公益資本主義の実例として、米国ベンチャーキャピタルのデフタ・パートナーズとBRACによるbrac-Net社があります。貧困をなくすためには経済的に自立するビジネス展開をすることが重要です。さらに、そのビジネスは株主を含むステイクホルダーに経済的にも社会的もいいインパクトをもたらすことが持続可能性の鍵です。brac-Net社はバングラデシュのNGOであるBRACが40%、デフタ・パートナーズが60%の出資で立ち上げたインターネット接続会社です。

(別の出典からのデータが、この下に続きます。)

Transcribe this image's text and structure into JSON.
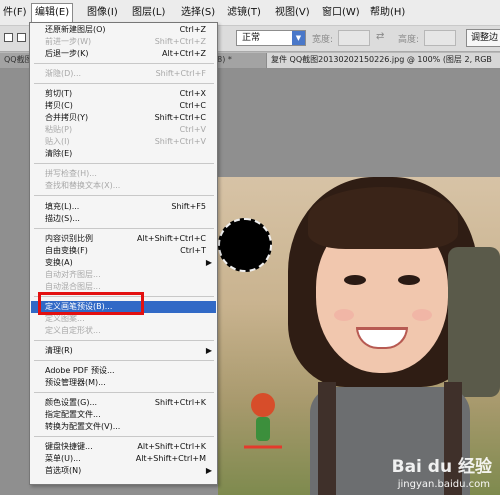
{
  "menubar": {
    "items": [
      "件(F)",
      "编辑(E)",
      "图像(I)",
      "图层(L)",
      "选择(S)",
      "滤镜(T)",
      "视图(V)",
      "窗口(W)",
      "帮助(H)"
    ]
  },
  "options": {
    "mode_value": "正常",
    "width_label": "宽度:",
    "height_label": "高度:",
    "swap_symbol": "⇄",
    "adjust_button": "调整边"
  },
  "tabs": {
    "left": "QQ截图",
    "mid": "(8) *",
    "right": "复件 QQ截图20130202150226.jpg @ 100% (图层 2, RGB"
  },
  "menu": {
    "items": [
      {
        "label": "还原新建图层(O)",
        "shortcut": "Ctrl+Z",
        "disabled": false
      },
      {
        "label": "前进一步(W)",
        "shortcut": "Shift+Ctrl+Z",
        "disabled": true
      },
      {
        "label": "后退一步(K)",
        "shortcut": "Alt+Ctrl+Z",
        "disabled": false
      },
      {
        "label": "渐隐(D)...",
        "shortcut": "Shift+Ctrl+F",
        "disabled": true
      },
      {
        "label": "剪切(T)",
        "shortcut": "Ctrl+X",
        "disabled": false
      },
      {
        "label": "拷贝(C)",
        "shortcut": "Ctrl+C",
        "disabled": false
      },
      {
        "label": "合并拷贝(Y)",
        "shortcut": "Shift+Ctrl+C",
        "disabled": false
      },
      {
        "label": "粘贴(P)",
        "shortcut": "Ctrl+V",
        "disabled": true
      },
      {
        "label": "贴入(I)",
        "shortcut": "Shift+Ctrl+V",
        "disabled": true
      },
      {
        "label": "清除(E)",
        "shortcut": "",
        "disabled": false
      },
      {
        "label": "拼写检查(H)...",
        "shortcut": "",
        "disabled": true
      },
      {
        "label": "查找和替换文本(X)...",
        "shortcut": "",
        "disabled": true
      },
      {
        "label": "填充(L)...",
        "shortcut": "Shift+F5",
        "disabled": false
      },
      {
        "label": "描边(S)...",
        "shortcut": "",
        "disabled": false
      },
      {
        "label": "内容识别比例",
        "shortcut": "Alt+Shift+Ctrl+C",
        "disabled": false
      },
      {
        "label": "自由变换(F)",
        "shortcut": "Ctrl+T",
        "disabled": false
      },
      {
        "label": "变换(A)",
        "shortcut": "",
        "disabled": false,
        "submenu": true
      },
      {
        "label": "自动对齐图层...",
        "shortcut": "",
        "disabled": true
      },
      {
        "label": "自动混合图层...",
        "shortcut": "",
        "disabled": true
      },
      {
        "label": "定义画笔预设(B)...",
        "shortcut": "",
        "disabled": false,
        "highlighted": true
      },
      {
        "label": "定义图案...",
        "shortcut": "",
        "disabled": true
      },
      {
        "label": "定义自定形状...",
        "shortcut": "",
        "disabled": true
      },
      {
        "label": "清理(R)",
        "shortcut": "",
        "disabled": false,
        "submenu": true
      },
      {
        "label": "Adobe PDF 预设...",
        "shortcut": "",
        "disabled": false
      },
      {
        "label": "预设管理器(M)...",
        "shortcut": "",
        "disabled": false
      },
      {
        "label": "颜色设置(G)...",
        "shortcut": "Shift+Ctrl+K",
        "disabled": false
      },
      {
        "label": "指定配置文件...",
        "shortcut": "",
        "disabled": false
      },
      {
        "label": "转换为配置文件(V)...",
        "shortcut": "",
        "disabled": false
      },
      {
        "label": "键盘快捷键...",
        "shortcut": "Alt+Shift+Ctrl+K",
        "disabled": false
      },
      {
        "label": "菜单(U)...",
        "shortcut": "Alt+Shift+Ctrl+M",
        "disabled": false
      },
      {
        "label": "首选项(N)",
        "shortcut": "",
        "disabled": false,
        "submenu": true
      }
    ]
  },
  "watermark": {
    "title": "Bai du 经验",
    "subtitle": "jingyan.baidu.com"
  },
  "colors": {
    "highlight": "#3169c6",
    "callout": "#e31010"
  }
}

ビジネスとしてインフラサービスを提供すると同時に、そこで上げた利益は出資分に応じて40%がBRACに還元され教育事業や医療支援にほぼ全額投入されます。BRACは、農村部の医療と教育向上を目的としたNGOであり、配当金は非課税扱いになります。


収益を上げながら医療・教育に貢献

bracNet社では、WiMAXという最新の無線技術を活用したインターネット接続業務など幅広い顧客層を対象にしたサービスを行っています。WiMAXは、無線で高速ブロードバンドを実現する次世代の通信技術で、この技術を用いれば、途上国において通常の通信インフラ整備よりも低コストで高速ブロードバンドサービスが提供でき、バングラデシュの低帯域の通信インフラ上でも、遠隔教育や遠隔医療に必要な画像配信が可能となります。今後BRACが全国の農村に持つ小学校5万校と1,000以上の図書館をインターネットで繋ぎ、教育インフラの改善を図っていく予定です。このような、営利組織の株式会社と非営利組織のNGOが共同で出資したハイブリッドな会社モデルが公益資本主義の実例として機能しています。

2008年6月、世界銀行の論文集 『Development Outreach』 にも理想的な途上国支援のモデルとして掲載され、世銀、国際通貨基金、欧米の途上国支援担当官の注目を浴びました。